People who are malnourished and anemic are at a higher risk of experiencing complications during childbirth, and their newborn babies are more likely to have poor health outcomes. Even at the current level of food rations, 28 percent of babies born in Kutupalong hospital and Balukhali clinic have a low birthweight, increasing their chance of becoming sick and malnourished.

Many refugees in the camps also suffer from chronic diseases such as heart disease, hypertension, and type II diabetes. MSF currently provides care for a cohort of more than 4,500 people. For non-communicable disease patients, a healthy diet is a critical part of managing their health conditions. Reduced access to adequate food will increase their reliance on medical care, potentially increasing demand for already overburdened health services in the camps.

These food ration cuts could also increase the risk of future outbreaks of infectious diseases such as measles and cholera since having weakened immune systems make people more susceptible to contracting diseases. This comes at a time when health services in the camps are already under enormous pressure as they struggle to deal with the medical impacts of people’s dire living conditions, including frequent outbreaks of scabies, dengue fever, and cholera—a result of living in close proximity with poor sanitation, stagnant water, and overflowing latrines.

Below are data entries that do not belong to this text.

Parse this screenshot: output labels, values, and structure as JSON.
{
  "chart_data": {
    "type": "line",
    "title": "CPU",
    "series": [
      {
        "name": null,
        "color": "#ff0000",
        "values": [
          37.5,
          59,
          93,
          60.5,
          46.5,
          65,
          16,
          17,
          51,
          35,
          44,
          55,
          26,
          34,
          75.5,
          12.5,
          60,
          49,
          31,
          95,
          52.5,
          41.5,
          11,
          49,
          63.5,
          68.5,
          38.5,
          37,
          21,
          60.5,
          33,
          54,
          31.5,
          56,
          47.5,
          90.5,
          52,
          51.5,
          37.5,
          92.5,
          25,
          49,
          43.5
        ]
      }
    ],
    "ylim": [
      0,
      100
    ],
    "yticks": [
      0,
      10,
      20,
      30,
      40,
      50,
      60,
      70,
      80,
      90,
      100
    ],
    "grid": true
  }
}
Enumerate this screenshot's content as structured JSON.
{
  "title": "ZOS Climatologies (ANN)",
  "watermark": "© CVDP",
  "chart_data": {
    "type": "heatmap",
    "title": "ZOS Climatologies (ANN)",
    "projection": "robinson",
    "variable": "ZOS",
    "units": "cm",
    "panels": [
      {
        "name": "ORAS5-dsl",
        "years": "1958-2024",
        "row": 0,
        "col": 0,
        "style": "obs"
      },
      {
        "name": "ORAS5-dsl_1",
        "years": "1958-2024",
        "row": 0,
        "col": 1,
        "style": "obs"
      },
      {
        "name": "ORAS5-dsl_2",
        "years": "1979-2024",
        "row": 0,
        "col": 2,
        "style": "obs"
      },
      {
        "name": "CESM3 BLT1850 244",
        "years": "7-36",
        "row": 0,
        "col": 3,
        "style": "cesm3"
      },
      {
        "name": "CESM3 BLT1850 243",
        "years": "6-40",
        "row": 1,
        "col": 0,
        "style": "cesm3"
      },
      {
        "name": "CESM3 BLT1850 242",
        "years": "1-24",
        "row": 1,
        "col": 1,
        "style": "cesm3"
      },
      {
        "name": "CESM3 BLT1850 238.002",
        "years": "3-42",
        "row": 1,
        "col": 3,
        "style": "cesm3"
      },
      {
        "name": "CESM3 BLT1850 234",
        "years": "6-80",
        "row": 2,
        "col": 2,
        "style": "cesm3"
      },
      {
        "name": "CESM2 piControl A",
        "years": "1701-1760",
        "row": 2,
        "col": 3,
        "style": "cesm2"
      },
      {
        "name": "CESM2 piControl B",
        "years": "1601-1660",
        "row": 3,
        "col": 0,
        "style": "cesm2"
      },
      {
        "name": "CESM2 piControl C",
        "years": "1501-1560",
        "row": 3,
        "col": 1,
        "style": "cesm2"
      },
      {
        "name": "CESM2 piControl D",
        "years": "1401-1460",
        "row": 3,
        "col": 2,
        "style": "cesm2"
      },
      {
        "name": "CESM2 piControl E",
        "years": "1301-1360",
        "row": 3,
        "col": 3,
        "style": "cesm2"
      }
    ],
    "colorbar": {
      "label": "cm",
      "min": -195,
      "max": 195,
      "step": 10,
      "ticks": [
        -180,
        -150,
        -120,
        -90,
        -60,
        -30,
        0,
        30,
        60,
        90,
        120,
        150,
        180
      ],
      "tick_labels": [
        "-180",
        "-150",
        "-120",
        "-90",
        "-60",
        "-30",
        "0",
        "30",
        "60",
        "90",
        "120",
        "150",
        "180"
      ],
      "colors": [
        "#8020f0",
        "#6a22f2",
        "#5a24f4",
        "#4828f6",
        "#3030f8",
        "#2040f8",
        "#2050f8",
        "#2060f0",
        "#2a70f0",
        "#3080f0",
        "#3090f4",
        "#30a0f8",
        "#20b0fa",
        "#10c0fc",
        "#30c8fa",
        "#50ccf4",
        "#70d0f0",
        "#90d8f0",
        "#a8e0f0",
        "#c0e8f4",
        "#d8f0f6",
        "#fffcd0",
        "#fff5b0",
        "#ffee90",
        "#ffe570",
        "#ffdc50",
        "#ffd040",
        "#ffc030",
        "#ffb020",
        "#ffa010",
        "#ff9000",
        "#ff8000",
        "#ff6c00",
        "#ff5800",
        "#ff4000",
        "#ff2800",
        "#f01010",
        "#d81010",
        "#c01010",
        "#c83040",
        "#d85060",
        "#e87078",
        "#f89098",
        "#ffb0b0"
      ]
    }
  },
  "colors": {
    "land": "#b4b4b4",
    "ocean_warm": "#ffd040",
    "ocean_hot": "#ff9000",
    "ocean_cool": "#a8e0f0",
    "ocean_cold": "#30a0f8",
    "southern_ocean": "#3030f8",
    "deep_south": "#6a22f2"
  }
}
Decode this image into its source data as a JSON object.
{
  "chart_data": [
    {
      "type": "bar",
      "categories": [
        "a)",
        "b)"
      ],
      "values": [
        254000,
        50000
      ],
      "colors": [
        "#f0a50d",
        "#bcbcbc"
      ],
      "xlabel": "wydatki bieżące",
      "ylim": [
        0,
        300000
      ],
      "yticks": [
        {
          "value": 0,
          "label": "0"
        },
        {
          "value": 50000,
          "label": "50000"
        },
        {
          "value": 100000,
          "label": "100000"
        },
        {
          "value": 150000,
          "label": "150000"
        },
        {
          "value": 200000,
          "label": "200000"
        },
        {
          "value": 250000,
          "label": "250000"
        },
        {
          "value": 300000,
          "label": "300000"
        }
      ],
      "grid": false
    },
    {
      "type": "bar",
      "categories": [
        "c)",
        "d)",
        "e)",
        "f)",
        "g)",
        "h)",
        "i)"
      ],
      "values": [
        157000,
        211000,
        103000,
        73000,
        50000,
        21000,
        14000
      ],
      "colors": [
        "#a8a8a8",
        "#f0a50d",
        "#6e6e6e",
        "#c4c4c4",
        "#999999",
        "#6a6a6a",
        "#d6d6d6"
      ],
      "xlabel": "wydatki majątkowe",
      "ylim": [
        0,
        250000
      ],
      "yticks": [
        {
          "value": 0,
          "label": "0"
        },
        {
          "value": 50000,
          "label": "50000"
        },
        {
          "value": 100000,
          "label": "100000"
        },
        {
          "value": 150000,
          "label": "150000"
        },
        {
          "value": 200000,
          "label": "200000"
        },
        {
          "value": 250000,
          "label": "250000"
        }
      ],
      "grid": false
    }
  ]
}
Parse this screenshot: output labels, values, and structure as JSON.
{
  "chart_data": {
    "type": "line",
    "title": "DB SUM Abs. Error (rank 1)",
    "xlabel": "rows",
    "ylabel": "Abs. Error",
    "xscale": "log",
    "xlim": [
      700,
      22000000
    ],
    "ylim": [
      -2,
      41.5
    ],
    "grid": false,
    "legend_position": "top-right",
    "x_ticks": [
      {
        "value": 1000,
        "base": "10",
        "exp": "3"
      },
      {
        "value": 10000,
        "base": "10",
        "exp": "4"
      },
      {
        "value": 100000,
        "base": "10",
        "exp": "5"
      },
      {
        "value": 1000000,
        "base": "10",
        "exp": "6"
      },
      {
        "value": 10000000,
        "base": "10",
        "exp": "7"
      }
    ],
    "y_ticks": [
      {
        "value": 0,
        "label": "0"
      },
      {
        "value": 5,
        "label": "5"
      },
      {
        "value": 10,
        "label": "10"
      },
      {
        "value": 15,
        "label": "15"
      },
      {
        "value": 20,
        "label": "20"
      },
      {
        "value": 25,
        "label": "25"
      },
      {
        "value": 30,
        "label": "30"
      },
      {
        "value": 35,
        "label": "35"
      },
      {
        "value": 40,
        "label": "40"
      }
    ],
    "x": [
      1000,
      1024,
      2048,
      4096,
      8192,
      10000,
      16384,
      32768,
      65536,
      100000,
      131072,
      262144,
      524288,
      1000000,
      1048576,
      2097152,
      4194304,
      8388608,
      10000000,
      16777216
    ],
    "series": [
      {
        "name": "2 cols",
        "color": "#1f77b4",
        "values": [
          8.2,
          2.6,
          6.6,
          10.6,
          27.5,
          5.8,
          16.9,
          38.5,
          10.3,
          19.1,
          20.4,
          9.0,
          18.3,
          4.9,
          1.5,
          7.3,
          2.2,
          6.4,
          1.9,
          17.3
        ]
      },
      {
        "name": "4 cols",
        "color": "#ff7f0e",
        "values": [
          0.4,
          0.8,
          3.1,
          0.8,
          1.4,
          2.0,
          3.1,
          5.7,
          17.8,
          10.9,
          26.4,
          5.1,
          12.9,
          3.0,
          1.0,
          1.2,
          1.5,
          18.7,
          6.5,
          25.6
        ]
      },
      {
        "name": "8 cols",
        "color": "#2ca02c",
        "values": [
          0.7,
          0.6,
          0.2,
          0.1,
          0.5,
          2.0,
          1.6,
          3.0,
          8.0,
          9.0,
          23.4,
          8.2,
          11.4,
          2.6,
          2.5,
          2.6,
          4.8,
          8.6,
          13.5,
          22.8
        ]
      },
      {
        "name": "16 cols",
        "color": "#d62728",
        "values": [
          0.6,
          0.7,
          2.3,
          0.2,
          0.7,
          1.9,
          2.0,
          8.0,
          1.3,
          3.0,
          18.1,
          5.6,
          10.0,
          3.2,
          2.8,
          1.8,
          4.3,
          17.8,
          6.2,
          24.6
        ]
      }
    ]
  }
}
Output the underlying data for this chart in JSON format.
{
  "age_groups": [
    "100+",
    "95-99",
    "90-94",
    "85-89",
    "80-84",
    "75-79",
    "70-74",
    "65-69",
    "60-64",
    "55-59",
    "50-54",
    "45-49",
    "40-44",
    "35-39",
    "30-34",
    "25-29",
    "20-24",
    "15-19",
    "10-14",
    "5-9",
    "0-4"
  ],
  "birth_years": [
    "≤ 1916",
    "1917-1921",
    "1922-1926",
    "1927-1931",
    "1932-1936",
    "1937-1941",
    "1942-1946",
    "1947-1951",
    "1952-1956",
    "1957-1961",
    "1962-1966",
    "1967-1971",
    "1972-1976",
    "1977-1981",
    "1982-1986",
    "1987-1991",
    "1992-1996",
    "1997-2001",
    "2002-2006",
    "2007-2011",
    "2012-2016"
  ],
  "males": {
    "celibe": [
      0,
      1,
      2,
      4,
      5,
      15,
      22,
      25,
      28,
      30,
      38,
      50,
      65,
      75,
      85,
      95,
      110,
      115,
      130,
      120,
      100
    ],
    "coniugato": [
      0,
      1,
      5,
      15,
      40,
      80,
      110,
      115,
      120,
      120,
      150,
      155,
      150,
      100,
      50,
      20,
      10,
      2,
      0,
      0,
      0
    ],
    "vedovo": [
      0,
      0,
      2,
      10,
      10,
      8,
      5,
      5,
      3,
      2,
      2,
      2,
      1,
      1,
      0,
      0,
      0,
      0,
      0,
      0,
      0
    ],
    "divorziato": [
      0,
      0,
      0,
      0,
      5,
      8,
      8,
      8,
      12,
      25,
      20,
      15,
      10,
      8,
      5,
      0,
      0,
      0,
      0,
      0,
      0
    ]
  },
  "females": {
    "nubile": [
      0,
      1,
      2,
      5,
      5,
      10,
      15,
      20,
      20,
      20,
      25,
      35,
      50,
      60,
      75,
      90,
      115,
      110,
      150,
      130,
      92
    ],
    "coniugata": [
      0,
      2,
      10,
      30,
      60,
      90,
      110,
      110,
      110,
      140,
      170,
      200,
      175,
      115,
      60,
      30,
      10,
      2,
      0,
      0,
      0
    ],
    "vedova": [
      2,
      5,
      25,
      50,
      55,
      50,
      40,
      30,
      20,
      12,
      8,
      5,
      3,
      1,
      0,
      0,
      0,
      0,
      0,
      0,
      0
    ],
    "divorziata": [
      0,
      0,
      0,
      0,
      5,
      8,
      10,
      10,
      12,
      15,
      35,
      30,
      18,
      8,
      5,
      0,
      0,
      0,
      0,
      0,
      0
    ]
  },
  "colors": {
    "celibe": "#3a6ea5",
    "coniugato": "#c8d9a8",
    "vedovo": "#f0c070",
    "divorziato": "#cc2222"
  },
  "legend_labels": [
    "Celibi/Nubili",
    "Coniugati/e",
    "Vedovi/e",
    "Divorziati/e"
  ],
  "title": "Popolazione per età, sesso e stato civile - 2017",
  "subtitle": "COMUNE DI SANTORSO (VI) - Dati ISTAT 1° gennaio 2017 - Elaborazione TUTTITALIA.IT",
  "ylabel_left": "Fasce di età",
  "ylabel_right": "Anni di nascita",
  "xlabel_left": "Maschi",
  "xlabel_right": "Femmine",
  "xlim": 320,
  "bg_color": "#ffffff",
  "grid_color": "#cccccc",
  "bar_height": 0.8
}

MSF is concerned that a reduction in food rations will also heighten the sense of desperation already prevalent throughout the camps and could drive more Rohingya to undertake highly dangerous sea and land journeys in search of a better life and a more hopeful future.

MSF has provided medical care in the refugee camps in Bangladesh’s Cox’s Bazar district since 1992. Last year, teams provided more than 750,000 outpatient consultations and admitted more than 22,000 people for inpatient care.